Buku ini memberi peringatan kepada mereka yang bernama fasilitator masyarakat, untuk berhati-hati dalam menjangkau dengan benar realitas lapangan. Mengapa? Karena desa, lokalitas dan komunitas bukanlah ruang hampa, ia adalah realitas manusia yang bisa menyampaikan emosi, persepsi, ekspektasi ataupun fakta.

Dengan sederhana, buku ini menyarankan: perdalamlah pengetahuan tentang fakta dalam mendampingi masyarakat; ajukanlah pertanyaan dan lakukanlah observasi yang tidak terjebak pada persepsi serta tidak tergoda pada ekspektasi –  apakah itu dalam membedakan masalah dengan isu, apakah itu dalam menyusun rencana aksi partisipatif, pun apakah  itu dalam menjalankan evaluasi yang reflektif.

Buku ini memperkenalkan konsep meta-fasilitasi. Sepanjang yang saya tangkap, meta fasilitasi dalam buku ini menekankan pentingnya kemenyatuan antara pengetahuan dengan kesadaran. Meta fasilitasi meniscayakan seorang fasilitator untuk mendorong dialog pengetahuan dan kesadaran di antara warga komunitas yang didampinginya, pun meta fasilitasi meniscayakan dialog pengetahuan dan kesadaran antara diri fasilitator sebagai “orang luar” dengan warga komunitas sebagai “orang dalam”.  Maka wahai para fasilitator komunitas, berselancarlah dalam kemenyatuan pengetahuan dengan kesadaran di antara warga komunitas dampinganmu.

***

Tentu saja isi buku ini hanyalah salah satu tawaran cara dalam memahami realitas lapangan. Perencana daerah memiliki caranya  sendiri dalam menangkap realitas lapangan melalui data statistik di belakang meja. Konsultan memiliki caranya sendiri dalam menangkap realitas  lapangan melalui rumus dan model sistem yang dibangunnya. Peneliti memiliki caranya sendiri dalam menangkap realitas lapangan melalui metode deduktif-induktif yang diklaimnya. Meta fasilitasi hadir menawarkan diri di tengah kekayaan cara yang telah ada tersebut.

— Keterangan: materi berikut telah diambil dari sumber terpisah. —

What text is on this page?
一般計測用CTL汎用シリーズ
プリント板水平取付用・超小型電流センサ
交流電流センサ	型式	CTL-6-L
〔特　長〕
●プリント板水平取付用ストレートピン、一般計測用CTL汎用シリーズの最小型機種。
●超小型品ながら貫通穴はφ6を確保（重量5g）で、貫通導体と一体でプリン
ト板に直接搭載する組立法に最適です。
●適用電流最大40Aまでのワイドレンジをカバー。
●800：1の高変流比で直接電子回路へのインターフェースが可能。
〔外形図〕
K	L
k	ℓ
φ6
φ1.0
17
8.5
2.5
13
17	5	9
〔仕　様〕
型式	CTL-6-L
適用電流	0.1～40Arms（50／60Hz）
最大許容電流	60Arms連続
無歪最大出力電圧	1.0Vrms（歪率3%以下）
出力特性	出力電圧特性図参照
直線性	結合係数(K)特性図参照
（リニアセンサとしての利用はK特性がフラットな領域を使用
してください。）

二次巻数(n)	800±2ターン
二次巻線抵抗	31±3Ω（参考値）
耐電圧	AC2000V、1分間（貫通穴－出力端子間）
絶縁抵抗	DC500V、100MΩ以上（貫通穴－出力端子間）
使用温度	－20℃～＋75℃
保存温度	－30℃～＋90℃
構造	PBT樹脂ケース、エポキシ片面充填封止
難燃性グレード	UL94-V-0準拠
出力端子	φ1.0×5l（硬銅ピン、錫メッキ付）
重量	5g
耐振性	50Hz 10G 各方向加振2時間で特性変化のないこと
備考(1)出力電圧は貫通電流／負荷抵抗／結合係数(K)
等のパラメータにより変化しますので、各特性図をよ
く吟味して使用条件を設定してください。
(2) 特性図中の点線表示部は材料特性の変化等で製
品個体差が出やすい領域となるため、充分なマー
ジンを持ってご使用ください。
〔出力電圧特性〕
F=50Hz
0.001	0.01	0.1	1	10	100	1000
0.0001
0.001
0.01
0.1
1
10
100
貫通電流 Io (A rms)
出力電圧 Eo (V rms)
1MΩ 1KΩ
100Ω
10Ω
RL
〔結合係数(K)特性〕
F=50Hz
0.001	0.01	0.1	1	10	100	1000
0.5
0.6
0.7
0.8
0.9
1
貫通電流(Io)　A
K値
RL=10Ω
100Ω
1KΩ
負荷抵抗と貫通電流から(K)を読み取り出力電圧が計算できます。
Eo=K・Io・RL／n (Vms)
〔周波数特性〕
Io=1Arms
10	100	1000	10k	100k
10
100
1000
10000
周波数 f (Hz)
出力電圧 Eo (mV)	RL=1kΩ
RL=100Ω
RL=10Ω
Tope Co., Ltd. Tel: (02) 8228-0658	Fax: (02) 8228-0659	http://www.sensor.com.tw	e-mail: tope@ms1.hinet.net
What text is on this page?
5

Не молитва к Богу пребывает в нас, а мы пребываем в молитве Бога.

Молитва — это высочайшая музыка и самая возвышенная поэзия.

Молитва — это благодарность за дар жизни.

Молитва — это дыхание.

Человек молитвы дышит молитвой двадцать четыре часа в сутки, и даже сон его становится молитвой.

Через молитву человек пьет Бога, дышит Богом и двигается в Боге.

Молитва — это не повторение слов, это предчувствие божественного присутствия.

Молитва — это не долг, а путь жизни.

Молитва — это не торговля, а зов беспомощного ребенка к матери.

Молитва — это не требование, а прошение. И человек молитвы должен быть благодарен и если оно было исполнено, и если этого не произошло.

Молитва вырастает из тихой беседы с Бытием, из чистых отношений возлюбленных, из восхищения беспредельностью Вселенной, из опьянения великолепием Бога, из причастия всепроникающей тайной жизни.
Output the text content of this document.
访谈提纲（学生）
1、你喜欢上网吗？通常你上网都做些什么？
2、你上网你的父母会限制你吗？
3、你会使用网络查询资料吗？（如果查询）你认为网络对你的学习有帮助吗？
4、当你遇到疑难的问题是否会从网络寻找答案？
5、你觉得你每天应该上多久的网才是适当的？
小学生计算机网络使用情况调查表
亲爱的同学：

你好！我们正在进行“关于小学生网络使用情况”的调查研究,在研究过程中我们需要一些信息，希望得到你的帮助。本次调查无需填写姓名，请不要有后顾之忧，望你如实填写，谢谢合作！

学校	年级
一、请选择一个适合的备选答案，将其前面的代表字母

Saat ini, dalam implementasi UU Desa-misalnya, kita menyaksikan pemerintah menempatkan pendamping desa yang cukup banyak di seluruh Indonesia. Mereka telah dibekali dengan sejumlah peraturan menteri dan petunjuk pelaksanaan. Mereka mengawal penggunaan dana yang cukup besar demi kemajuan desa. Bahwa pengetahuan yang dijadikan pendasaran dalam mendorong kemajuan itu tampaknya lebih berbasis petunjuk dari atas, maka itu juga adalah sebuah cara.

Meta fasilitasi hadir menawarkan kebenaran tentang cara menjangkau realitas lapangan. Kalau di tengah-tengah kita telah berlaku cara masing-masing dalam menjangkau realitas lapangan, maka siapa tahu di balik implementasi cara itu masih ada isi realitas lapangan yang belum terungkap. Untuk yang tersisa itu,  berikanlah kesempatan kepada meta fasilitasi dalam mengungkapnya.

Jakarta, 17 Maret 2016. Darmawan Salman, Unhas, Sosiolog.